I agree that “no one should doubt that our seas need protection” (Nature 480, 151; 2011) and that establishing marine protected areas alone will not do the job (Nature 480, 14–15; 2011). A combination of measures is needed, including the elimination of overfishing subsidies. These incentives were introduced when fisheries seemed inexhaustible, but they inflate profitability and drive fishing beyond economic or sustainable levels.

The global community mandated the World Trade Organization (WTO) to discipline overfishing subsidies more than ten years ago, but the issues were still unresolved at their meeting last month. One reason is that WTO negotiators are trying to broker an all-inclusive deal that encompasses domestic and international, small- and large-scale fisheries. But this approach is hindered by national interests.

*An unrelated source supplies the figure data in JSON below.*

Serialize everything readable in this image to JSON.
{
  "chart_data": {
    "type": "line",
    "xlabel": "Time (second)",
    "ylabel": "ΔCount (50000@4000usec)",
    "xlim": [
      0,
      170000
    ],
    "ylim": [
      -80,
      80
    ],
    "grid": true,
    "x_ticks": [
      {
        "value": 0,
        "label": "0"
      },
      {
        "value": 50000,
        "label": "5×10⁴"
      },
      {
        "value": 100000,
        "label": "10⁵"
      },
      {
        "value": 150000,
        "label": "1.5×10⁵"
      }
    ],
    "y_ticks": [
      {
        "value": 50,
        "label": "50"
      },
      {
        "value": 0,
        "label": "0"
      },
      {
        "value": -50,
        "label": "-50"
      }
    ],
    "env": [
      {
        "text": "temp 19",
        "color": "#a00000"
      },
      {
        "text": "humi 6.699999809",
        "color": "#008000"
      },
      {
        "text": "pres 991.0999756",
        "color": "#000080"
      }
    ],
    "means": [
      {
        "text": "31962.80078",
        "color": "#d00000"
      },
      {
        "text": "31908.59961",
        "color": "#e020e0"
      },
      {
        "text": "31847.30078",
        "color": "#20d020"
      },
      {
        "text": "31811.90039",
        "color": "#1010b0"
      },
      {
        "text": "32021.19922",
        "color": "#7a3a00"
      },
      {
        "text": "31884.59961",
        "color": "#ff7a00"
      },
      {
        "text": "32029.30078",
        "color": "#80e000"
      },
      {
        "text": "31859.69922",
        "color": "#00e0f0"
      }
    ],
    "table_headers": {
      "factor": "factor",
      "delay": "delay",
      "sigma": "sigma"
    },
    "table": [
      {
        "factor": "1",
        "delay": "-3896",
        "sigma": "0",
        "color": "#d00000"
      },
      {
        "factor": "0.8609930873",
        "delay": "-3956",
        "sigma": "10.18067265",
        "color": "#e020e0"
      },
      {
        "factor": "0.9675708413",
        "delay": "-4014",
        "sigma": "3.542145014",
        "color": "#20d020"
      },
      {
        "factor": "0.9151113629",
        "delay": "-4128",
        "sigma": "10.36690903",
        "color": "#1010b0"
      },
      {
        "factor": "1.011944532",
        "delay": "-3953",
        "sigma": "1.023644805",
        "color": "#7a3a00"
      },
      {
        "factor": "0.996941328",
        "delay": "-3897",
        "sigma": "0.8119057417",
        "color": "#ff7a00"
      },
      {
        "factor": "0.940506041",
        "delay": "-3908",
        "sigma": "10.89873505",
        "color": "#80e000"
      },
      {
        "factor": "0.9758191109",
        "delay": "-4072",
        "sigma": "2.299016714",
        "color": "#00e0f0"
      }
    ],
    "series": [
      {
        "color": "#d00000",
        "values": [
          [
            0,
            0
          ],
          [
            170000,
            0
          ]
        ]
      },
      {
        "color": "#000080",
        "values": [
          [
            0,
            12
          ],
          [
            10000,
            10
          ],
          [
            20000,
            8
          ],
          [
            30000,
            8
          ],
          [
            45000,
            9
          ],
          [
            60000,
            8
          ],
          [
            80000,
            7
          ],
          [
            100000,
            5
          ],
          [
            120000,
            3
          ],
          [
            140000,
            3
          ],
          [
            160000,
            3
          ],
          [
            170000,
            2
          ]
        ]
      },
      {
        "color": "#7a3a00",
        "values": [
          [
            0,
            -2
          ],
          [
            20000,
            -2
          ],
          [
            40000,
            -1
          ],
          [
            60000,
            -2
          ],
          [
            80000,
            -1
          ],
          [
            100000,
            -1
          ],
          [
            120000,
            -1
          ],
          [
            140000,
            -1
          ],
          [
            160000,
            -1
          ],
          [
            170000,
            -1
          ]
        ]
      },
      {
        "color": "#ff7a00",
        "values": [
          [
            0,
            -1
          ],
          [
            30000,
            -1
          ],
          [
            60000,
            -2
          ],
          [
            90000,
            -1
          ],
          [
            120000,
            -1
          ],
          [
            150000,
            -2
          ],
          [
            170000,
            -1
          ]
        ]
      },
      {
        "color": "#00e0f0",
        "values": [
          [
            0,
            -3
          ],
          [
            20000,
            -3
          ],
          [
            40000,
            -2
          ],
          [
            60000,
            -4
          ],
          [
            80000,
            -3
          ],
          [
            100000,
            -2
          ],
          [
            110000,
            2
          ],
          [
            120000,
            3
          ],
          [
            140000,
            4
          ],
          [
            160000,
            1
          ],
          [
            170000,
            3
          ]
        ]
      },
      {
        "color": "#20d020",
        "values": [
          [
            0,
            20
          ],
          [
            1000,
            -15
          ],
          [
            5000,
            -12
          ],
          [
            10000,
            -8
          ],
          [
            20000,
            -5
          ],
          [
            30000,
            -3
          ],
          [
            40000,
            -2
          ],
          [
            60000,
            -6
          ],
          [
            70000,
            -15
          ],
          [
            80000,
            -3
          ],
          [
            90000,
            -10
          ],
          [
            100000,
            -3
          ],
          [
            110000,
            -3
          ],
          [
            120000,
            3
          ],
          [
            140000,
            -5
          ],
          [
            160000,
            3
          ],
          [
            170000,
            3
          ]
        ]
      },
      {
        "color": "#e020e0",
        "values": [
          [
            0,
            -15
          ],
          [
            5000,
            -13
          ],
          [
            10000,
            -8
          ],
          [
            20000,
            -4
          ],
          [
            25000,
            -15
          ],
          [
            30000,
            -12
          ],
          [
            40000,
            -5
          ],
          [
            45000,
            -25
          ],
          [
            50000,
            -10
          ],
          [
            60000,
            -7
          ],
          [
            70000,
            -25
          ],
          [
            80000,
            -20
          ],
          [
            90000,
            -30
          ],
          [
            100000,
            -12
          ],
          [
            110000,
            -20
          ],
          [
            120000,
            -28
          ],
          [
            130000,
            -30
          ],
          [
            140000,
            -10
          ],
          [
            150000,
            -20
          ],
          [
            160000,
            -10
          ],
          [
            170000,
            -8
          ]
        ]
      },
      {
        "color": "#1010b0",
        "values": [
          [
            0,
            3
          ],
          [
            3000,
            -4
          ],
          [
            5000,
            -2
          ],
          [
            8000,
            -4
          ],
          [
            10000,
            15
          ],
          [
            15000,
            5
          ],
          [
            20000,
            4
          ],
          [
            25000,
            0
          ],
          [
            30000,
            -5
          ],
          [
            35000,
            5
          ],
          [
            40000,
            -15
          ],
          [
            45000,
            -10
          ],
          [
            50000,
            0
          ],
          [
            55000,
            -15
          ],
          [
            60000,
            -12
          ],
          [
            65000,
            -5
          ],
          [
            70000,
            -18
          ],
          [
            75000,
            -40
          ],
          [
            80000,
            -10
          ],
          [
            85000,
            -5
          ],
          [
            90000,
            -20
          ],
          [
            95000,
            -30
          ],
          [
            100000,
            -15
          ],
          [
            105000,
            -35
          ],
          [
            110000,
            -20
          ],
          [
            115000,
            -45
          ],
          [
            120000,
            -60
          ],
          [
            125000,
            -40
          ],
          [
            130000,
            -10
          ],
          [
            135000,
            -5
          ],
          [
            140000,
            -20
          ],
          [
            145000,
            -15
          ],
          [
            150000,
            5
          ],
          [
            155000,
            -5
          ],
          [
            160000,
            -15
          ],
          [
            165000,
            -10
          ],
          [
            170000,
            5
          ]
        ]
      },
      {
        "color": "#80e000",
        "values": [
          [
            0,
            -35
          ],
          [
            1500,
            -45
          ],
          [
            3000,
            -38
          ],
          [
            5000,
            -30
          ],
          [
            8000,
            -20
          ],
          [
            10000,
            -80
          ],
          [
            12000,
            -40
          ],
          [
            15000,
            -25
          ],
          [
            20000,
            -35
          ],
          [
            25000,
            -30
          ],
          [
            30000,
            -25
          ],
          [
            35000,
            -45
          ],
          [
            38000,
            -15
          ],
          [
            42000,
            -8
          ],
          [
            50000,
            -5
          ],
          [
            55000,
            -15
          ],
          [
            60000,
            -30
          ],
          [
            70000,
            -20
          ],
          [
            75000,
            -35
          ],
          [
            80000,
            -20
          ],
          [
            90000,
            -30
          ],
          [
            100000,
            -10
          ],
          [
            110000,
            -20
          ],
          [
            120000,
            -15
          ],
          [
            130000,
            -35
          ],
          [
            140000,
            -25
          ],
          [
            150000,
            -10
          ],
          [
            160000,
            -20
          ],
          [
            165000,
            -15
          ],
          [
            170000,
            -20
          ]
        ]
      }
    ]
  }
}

The answer is to split the world's fisheries into domestic and international ones. Domestic fisheries would operate within a country's economic exclusion zone and target fish stocks that spend all their lives there. This split is necessary because the incentives to eliminate overfishing subsidies differ according to whether a fishery is domestic or international.

For a domestic fishery, the heavy lifting should be on the home front; for an international fishery, global coordination would be needed, because unilateral action by one country will not eliminate overfishing. Categorizing fisheries in this way would make it easier to identify leverage points for eliminating overfishing subsidies.